The former client was released from prison in 2016 at age 60, and sued Channing on June 23, 2017. Fisher maintained that his action is not time barred, citing the Court of Appeal’s 1984 holding in Bledstein v. Superior Court that, under Code of Civil Procedure §352(a)(3)(m) a statute of limitation is tolled during incarceration.

“But the Legislature changed that law,” Segal said in yesterday’s opinion,

In 1994, he noted, that section was supplanted by §352.1 which, he noted, limits the tolling for incarcerated persons to two years.
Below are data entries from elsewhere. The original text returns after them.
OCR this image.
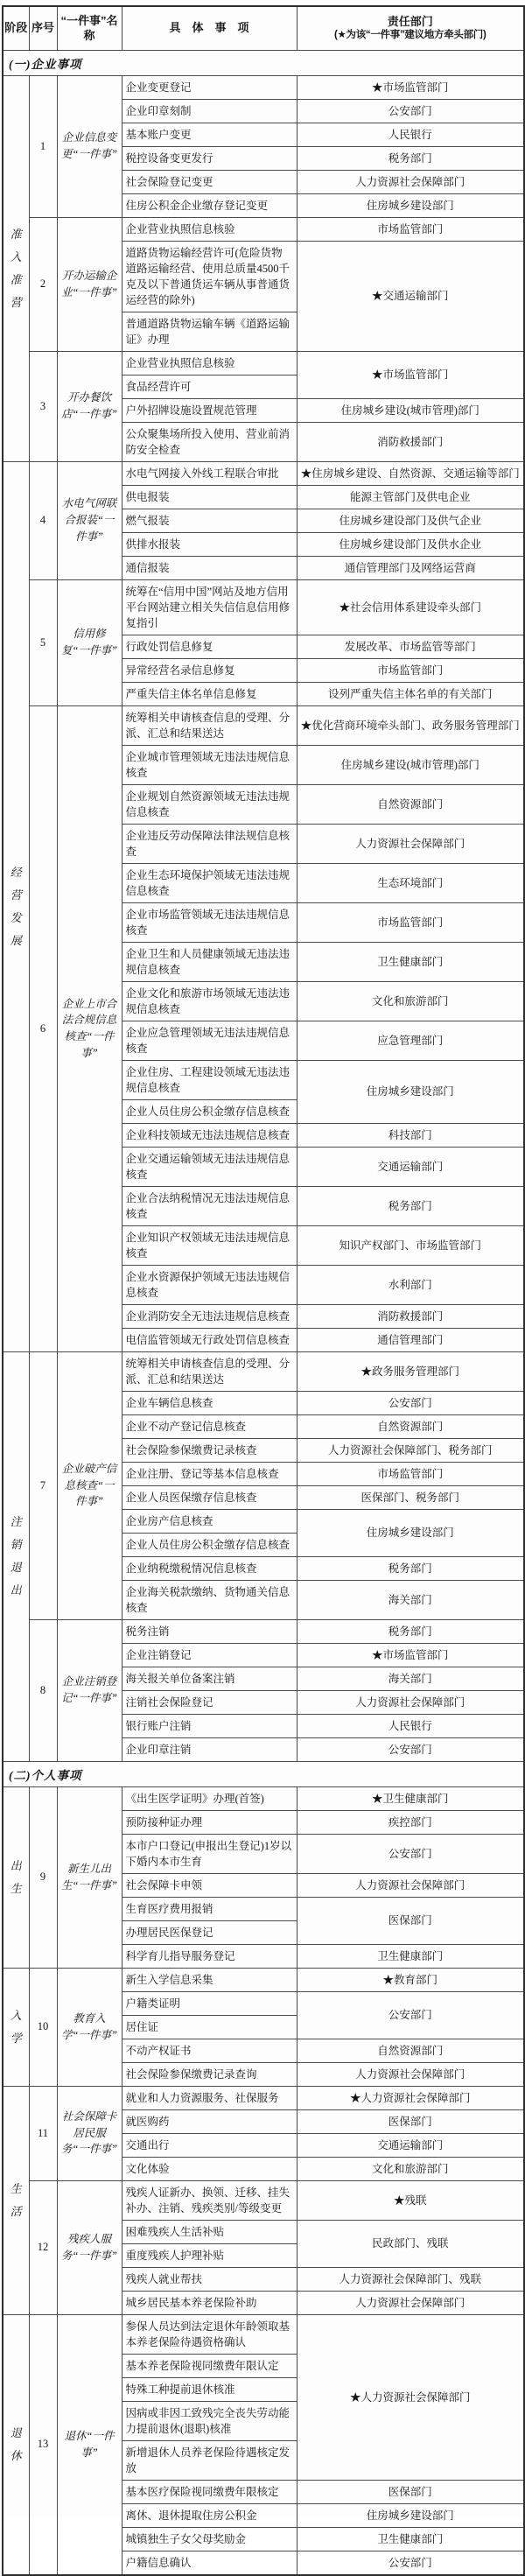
阶段	序号	“一件事”名称	具　体　事　项	责任部门
(★为该“一件事”建议地方牵头部门)

(一)企业事项				

准入准营	1	企业信息变更“一件事”	企业变更登记	★市场监管部门
			企业印章刻制	公安部门
			基本账户变更	人民银行
			税控设备变更发行	税务部门
			社会保险登记变更	人力资源社会保障部门
			住房公积金企业缴存登记变更	住房城乡建设部门
	2	开办运输企业“一件事”	企业营业执照信息核验	市场监管部门
			道路货物运输经营许可(危险货物道路运输经营、使用总质量4500千克及以下普通货运车辆从事普通货运经营的除外)	★交通运输部门
			普通道路货物运输车辆《道路运输证》办理	
	3	开办餐饮店“一件事”	企业营业执照信息核验	★市场监管部门
			食品经营许可	
			户外招牌设施设置规范管理	住房城乡建设(城市管理)部门
			公众聚集场所投入使用、营业前消防安全检查	消防救援部门

经营发展	4	水电气网联合报装“一件事”	水电气网接入外线工程联合审批	★住房城乡建设、自然资源、交通运输等部门
			供电报装	能源主管部门及供电企业
			燃气报装	住房城乡建设部门及供气企业
			供排水报装	住房城乡建设部门及供水企业
			通信报装	通信管理部门及网络运营商
	5	信用修复“一件事”	统筹在“信用中国”网站及地方信用平台网站建立相关失信信息信用修复指引	★社会信用体系建设牵头部门
			行政处罚信息修复	发展改革、市场监管等部门
			异常经营名录信息修复	市场监管部门
			严重失信主体名单信息修复	设列严重失信主体名单的有关部门
	6	企业上市合法合规信息核查“一件事”	统筹相关申请核查信息的受理、分派、汇总和结果送达	★优化营商环境牵头部门、政务服务管理部门
			企业城市管理领域无违法违规信息核查	住房城乡建设(城市管理)部门
			企业规划自然资源领域无违法违规信息核查	自然资源部门
			企业违反劳动保障法律法规信息核查	人力资源社会保障部门
			企业生态环境保护领域无违法违规信息核查	生态环境部门
			企业市场监管领域无违法违规信息核查	市场监管部门
			企业卫生和人员健康领域无违法违规信息核查	卫生健康部门
			企业文化和旅游市场领域无违法违规信息核查	文化和旅游部门
			企业应急管理领域无违法违规信息核查	应急管理部门
			企业住房、工程建设领域无违法违规信息核查	住房城乡建设部门
			企业人员住房公积金缴存信息核查	
			企业科技领域无违法违规信息核查	科技部门
			企业交通运输领域无违法违规信息核查	交通运输部门
			企业合法纳税情况无违法违规信息核查	税务部门
			企业知识产权领域无违法违规信息核查	知识产权部门、市场监管部门
			企业水资源保护领域无违法违规信息核查	水利部门
			企业消防安全无违法违规信息核查	消防救援部门
			电信监管领域无行政处罚信息核查	通信管理部门

注销退出	7	企业破产信息核查“一件事”	统筹相关申请核查信息的受理、分派、汇总和结果送达	★政务服务管理部门
			企业车辆信息核查	公安部门
			企业不动产登记信息核查	自然资源部门
			社会保险参保缴费记录核查	人力资源社会保障部门、税务部门
			企业注册、登记等基本信息核查	市场监管部门
			企业人员医保缴存信息核查	医保部门、税务部门
			企业房产信息核查	住房城乡建设部门
			企业人员住房公积金缴存信息核查	
			企业纳税缴税情况信息核查	税务部门
			企业海关税款缴纳、货物通关信息核查	海关部门
	8	企业注销登记“一件事”	税务注销	税务部门
			企业注销登记	★市场监管部门
			海关报关单位备案注销	海关部门
			注销社会保险登记	人力资源社会保障部门
			银行账户注销	人民银行
			企业印章注销	公安部门
(二)个人事项				

出生	9	新生儿出生“一件事”	《出生医学证明》办理(首签)	★卫生健康部门
			预防接种证办理	疾控部门
			本市户口登记(申报出生登记)1岁以下婚内本市生育	公安部门
			社会保障卡申领	人力资源社会保障部门
			生育医疗费用报销	医保部门
			办理居民医保登记	
			科学育儿指导服务登记	卫生健康部门

入学	10	教育入学“一件事”	新生入学信息采集	★教育部门
			户籍类证明	公安部门
			居住证	
			不动产权证书	自然资源部门
			社会保险参保缴费记录查询	人力资源社会保障部门

生活	11	社会保障卡居民服务“一件事”	就业和人力资源服务、社保服务	★人力资源社会保障部门
			就医购药	医保部门
			交通出行	交通运输部门
			文化体验	文化和旅游部门
	12	残疾人服务“一件事”	残疾人证新办、换领、迁移、挂失补办、注销、残疾类别/等级变更	★残联
			困难残疾人生活补贴	民政部门、残联
			重度残疾人护理补贴	
			残疾人就业帮扶	人力资源社会保障部门、残联
			城乡居民基本养老保险补助	人力资源社会保障部门

退休	13	退休“一件事”	参保人员达到法定退休年龄领取基本养老保险待遇资格确认	★人力资源社会保障部门
			基本养老保险视同缴费年限认定	
			特殊工种提前退休核准	
			因病或非因工致残完全丧失劳动能力提前退休(退职)核准	
			新增退休人员养老保险待遇核定发放	
			基本医疗保险视同缴费年限核定	医保部门
			离休、退休提取住房公积金	住房城乡建设部门
			城镇独生子女父母奖励金	卫生健康部门
			户籍信息确认	公安部门
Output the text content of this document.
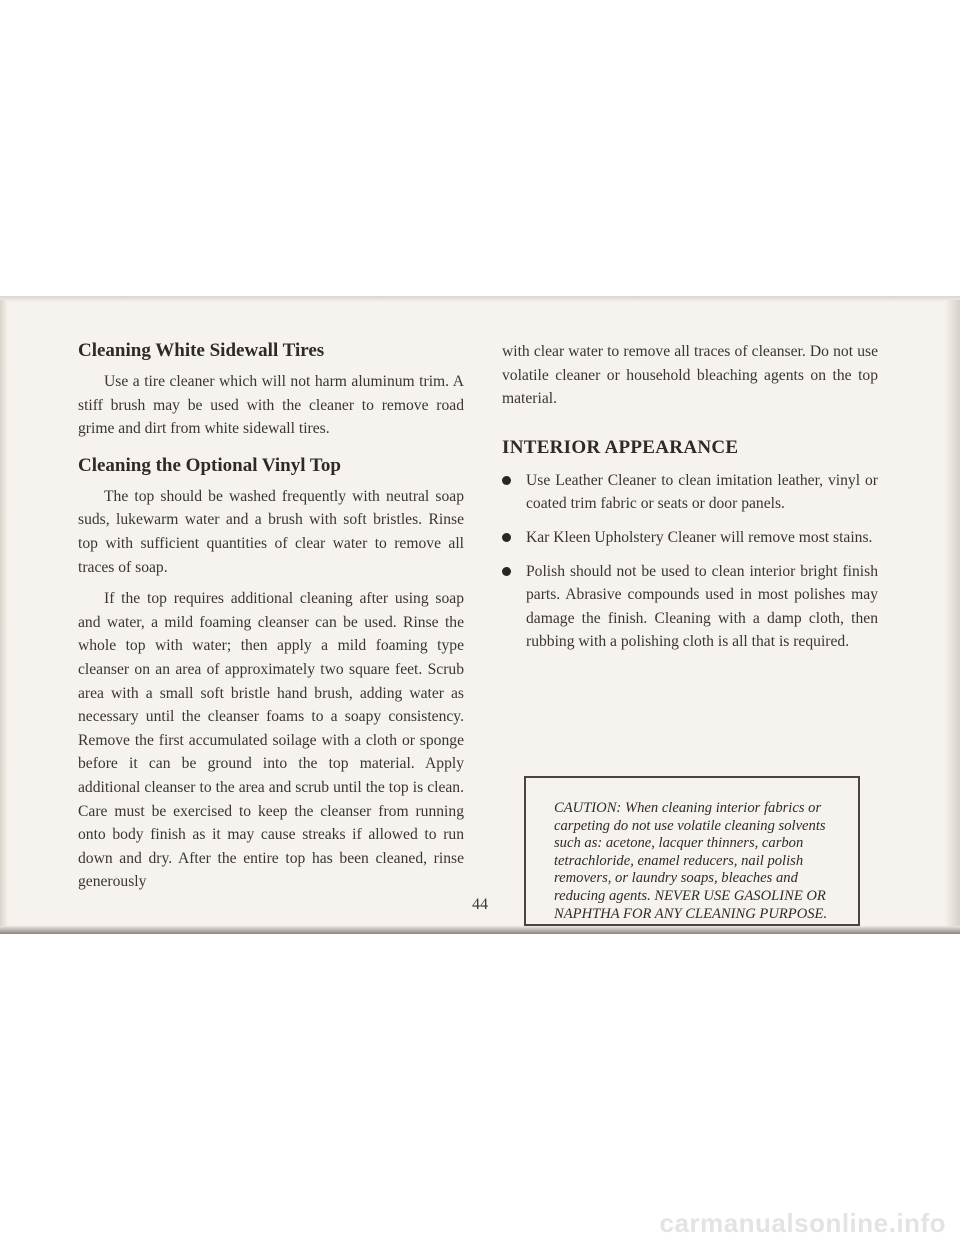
Cleaning White Sidewall Tires

Use a tire cleaner which will not harm aluminum trim. A stiff brush may be used with the cleaner to remove road grime and dirt from white sidewall tires.

Cleaning the Optional Vinyl Top

The top should be washed frequently with neutral soap suds, lukewarm water and a brush with soft bristles. Rinse top with sufficient quantities of clear water to remove all traces of soap.

If the top requires additional cleaning after using soap and water, a mild foaming cleanser can be used. Rinse the whole top with water; then apply a mild foaming type cleanser on an area of approximately two square feet. Scrub area with a small soft bristle hand brush, adding water as necessary until the cleanser foams to a soapy consistency. Remove the first accumulated soilage with a cloth or sponge before it can be ground into the top material. Apply additional cleanser to the area and scrub until the top is clean. Care must be exercised to keep the cleanser from running onto body finish as it may cause streaks if allowed to run down and dry. After the entire top has been cleaned, rinse generously

with clear water to remove all traces of cleanser. Do not use volatile cleaner or household bleaching agents on the top material.

INTERIOR APPEARANCE
Use Leather Cleaner to clean imitation leather, vinyl or coated trim fabric or seats or door panels.
Kar Kleen Upholstery Cleaner will remove most stains.
Polish should not be used to clean interior bright finish parts. Abrasive compounds used in most polishes may damage the finish. Cleaning with a damp cloth, then rubbing with a polishing cloth is all that is required.

CAUTION: When cleaning interior fabrics or carpeting do not use volatile cleaning solvents such as: acetone, lacquer thinners, carbon tetrachloride, enamel reducers, nail polish removers, or laundry soaps, bleaches and reducing agents. NEVER USE GASOLINE OR NAPHTHA FOR ANY CLEANING PURPOSE.

44
carmanualsonline.info
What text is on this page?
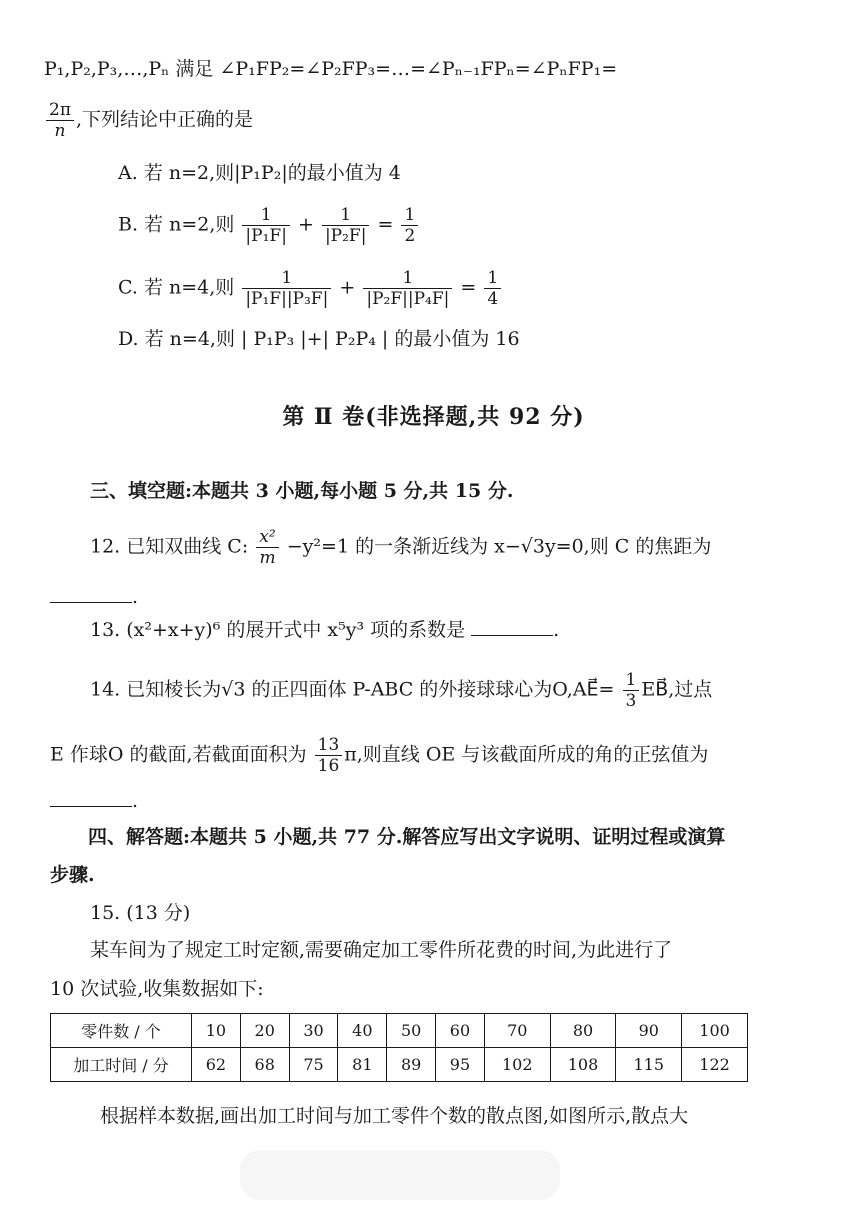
P₁,P₂,P₃,…,Pₙ 满足 ∠P₁FP₂=∠P₂FP₃=…=∠Pₙ₋₁FPₙ=∠PₙFP₁=
$\frac{2\pi}{n}$ ,下列结论中正确的是
A. 若 n=2,则|P₁P₂|的最小值为 4
B. 若 n=2,则 $\frac{1}{\text{|P₁F|}} + \frac{1}{\text{|P₂F|}} = \frac{1}{2}$
C. 若 n=4,则 $\frac{1}{\text{|P₁F||P₃F|}} + \frac{1}{\text{|P₂F||P₄F|}} = \frac{1}{4}$
D. 若 n=4,则 | P₁P₃ |+| P₂P₄ | 的最小值为 16
第 Ⅱ 卷(非选择题,共 92 分)
三、填空题:本题共 3 小题,每小题 5 分,共 15 分.
12. 已知双曲线 C: $\frac{\text{x²}}{m} -y^2=1$ 的一条渐近线为 x−√3y=0,则 C 的焦距为
.
13. (x²+x+y)⁶ 的展开式中 x⁵y³ 项的系数是	.
14. 已知棱长为√3 的正四面体 P-ABC 的外接球球心为O,AE⃗= $\frac{1}{3}$ EB⃗,过点
E 作球O 的截面,若截面面积为 $\frac{13}{16} \pi$,则直线 OE 与该截面所成的角的正弦值为
.
四、解答题:本题共 5 小题,共 77 分.解答应写出文字说明、证明过程或演算
步骤.
15. (13 分)
某车间为了规定工时定额,需要确定加工零件所花费的时间,为此进行了
10 次试验,收集数据如下:
零件数 / 个	10	20	30	40	50	60	70	80	90	100
加工时间 / 分	62	68	75	81	89	95	102	108	115	122
根据样本数据,画出加工时间与加工零件个数的散点图,如图所示,散点大
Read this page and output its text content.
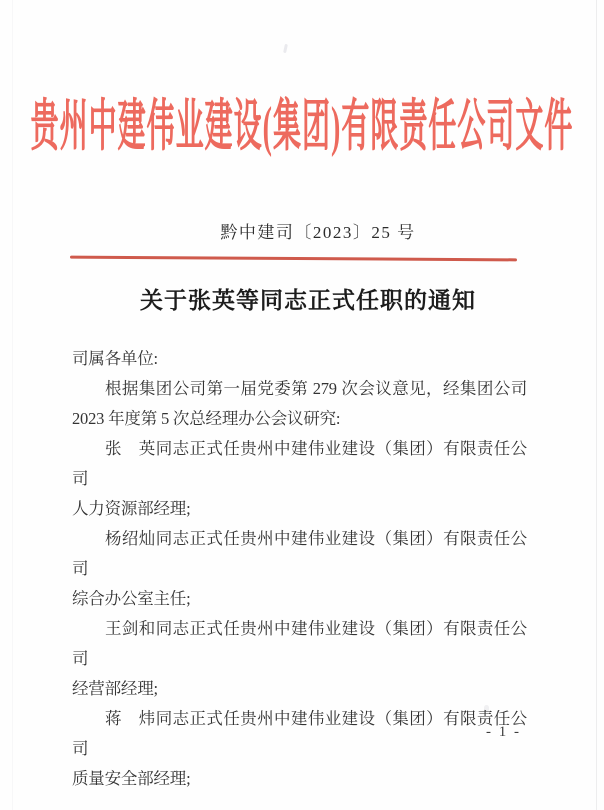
贵州中建伟业建设(集团)有限责任公司文件
黔中建司〔2023〕25 号
关于张英等同志正式任职的通知
司属各单位:
根据集团公司第一届党委第 279 次会议意见，经集团公司
2023 年度第 5 次总经理办公会议研究:
张　英同志正式任贵州中建伟业建设（集团）有限责任公司
人力资源部经理;
杨绍灿同志正式任贵州中建伟业建设（集团）有限责任公司
综合办公室主任;
王剑和同志正式任贵州中建伟业建设（集团）有限责任公司
经营部经理;
蒋　炜同志正式任贵州中建伟业建设（集团）有限责任公司
质量安全部经理;
- 1 -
The statute of limitations for conversion, Segal recited, is three years. Based on Fisher’s numerous attempts to contact Channing in 1991 and 1993 to secure the funds, he said, Los Angeles Superior Court Judge Patricia Nieto, who granted the summary judgment, “correctly ruled that the statute of limitations accrued no later than 1993 and that Fisher’s lawsuit, filed 24 years later, was barred by the statute of limitations.”

Malpractice Claim

Segal pointed out that Code of Civil Procedure § 340.6(a) provides:

“An action against an attorney for a wrongful act or omission, other than for actual fraud, arising in the performance of professional services shall be commenced within one year after the plaintiff discovers, or through the use of reasonable diligence should have discovered, the facts constituting the wrongful act or omission, or four years from the date of the wrongful act or omission, whichever occurs first.”

Based on his failed efforts to reach Channing by phone and the absence of a response to his letters to the lawyer, “Fisher reasonably should have suspected Channing of wrongdoing no later than 1993,” and his cause of action for professional negligence accrued then, and would be barred whether a one-year or four-year statute applies, Segal wrote.

A cause of action for breach of fiduciary duty is also time-barred, he said, no matter which statute of limitation is applied.

The case is Fisher v. Channing, B292689.

Peter Borenstein represented Fisher and Richard S. Klein acted for Channing.

The website of the Marshall Project quotes Fisher as saying:

“People are gonna say I don’t deserve [the money] because of my crime. But I earned it before I got in trouble. And Mr. Channing and I, we had a contract.”